Friedkin has done experiments in which people are asked for some assessment and then get a chance to interact and then make a post-discussion assessment. A general finding in groups of 3 or more is that the second assessment almost invariably is within the bounds set by the initial assessment. Whether people modify their initial assessments or , whether they achieve a consensus or not, the set of second judgments falls within the outer bounds of peoples’ initial position.
This result does not hold in dyads. In the interaction between two people, a substantial portion of the time there are post-discussion outcomes of both consensus and disagreement that are outside the bounds of the initial judgments of the people. This is puzzling on two counts. First, why would two people take one position initially, and then have one or both of them take a subsequent position outside the range established by their initial positions. Second, why should this occur almost 20\% of the time in dyads when it is an incredibly rare event in triads and tetrads.
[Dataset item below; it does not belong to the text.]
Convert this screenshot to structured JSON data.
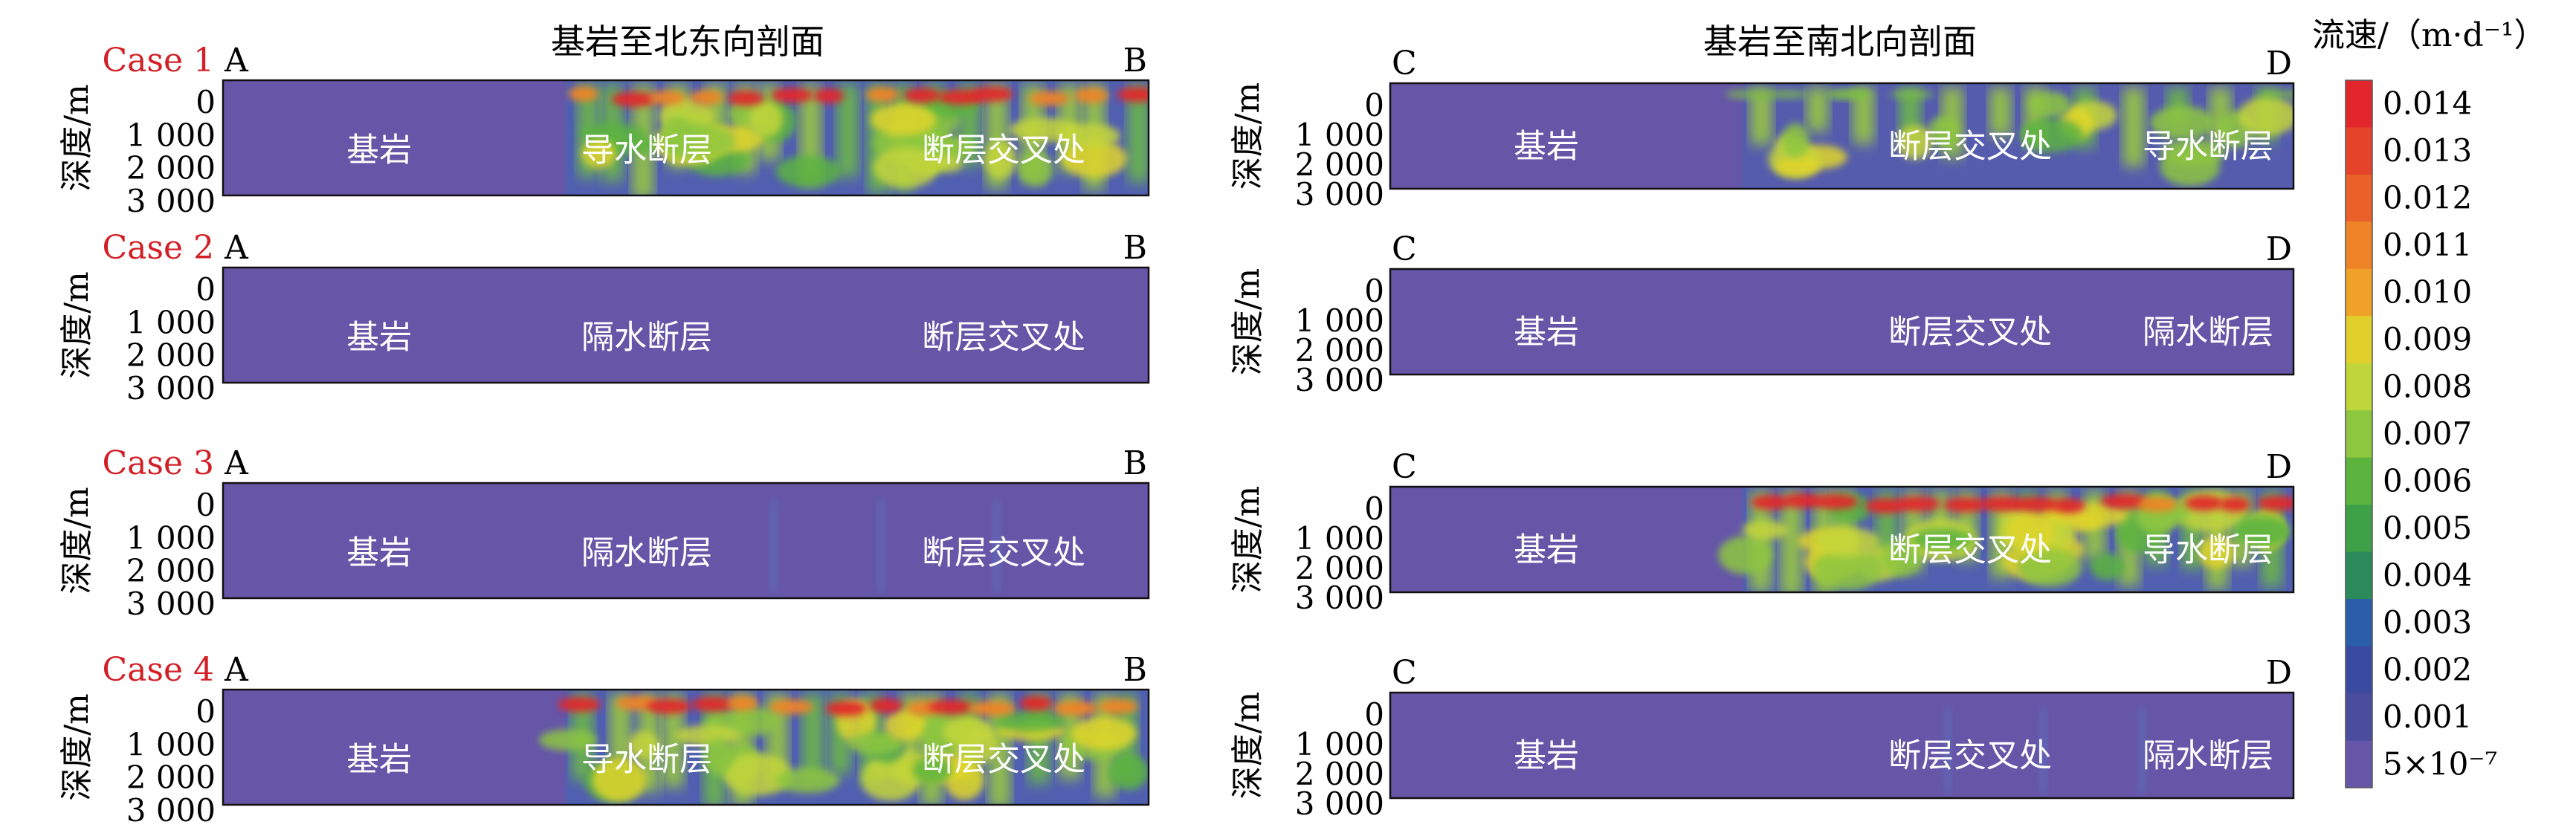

Friedkin only offered conjectures, but he did say that the influence dynamic, the process by which two people try to reach a consensus, differs from that of groups of 3 or 4. One speculation is that the critical difference is that in trying to get agreement between two, any one person who tries to get convergence by asserting their dominance simply raises the hackles of the other person and the result can be post-discussion assessments that are outside the original bounds. In contrast, it is easier to find a focal point or it is easier to be influenced by a set of people than by just one.
One can draw implications from this result for our discussion of multilateralism and bilateralism. Multilateralism entails reaching a consensus in groups larger than 2. In contrast, what we sometimes mean by unilateralism is a state acting on its own to deal with an adversary. The US has, for example, insisted on multilateral talks with North Korea rather than accepting the North Korean demand for direct negotiations. The US has agreed to join the EU-3 in nuclear discussions with Iran. The implications of Friedkin’s work on social influence processes is that social influence is more readily achievable in larger-N settings (small groups of 3-4) than in bilateral ones.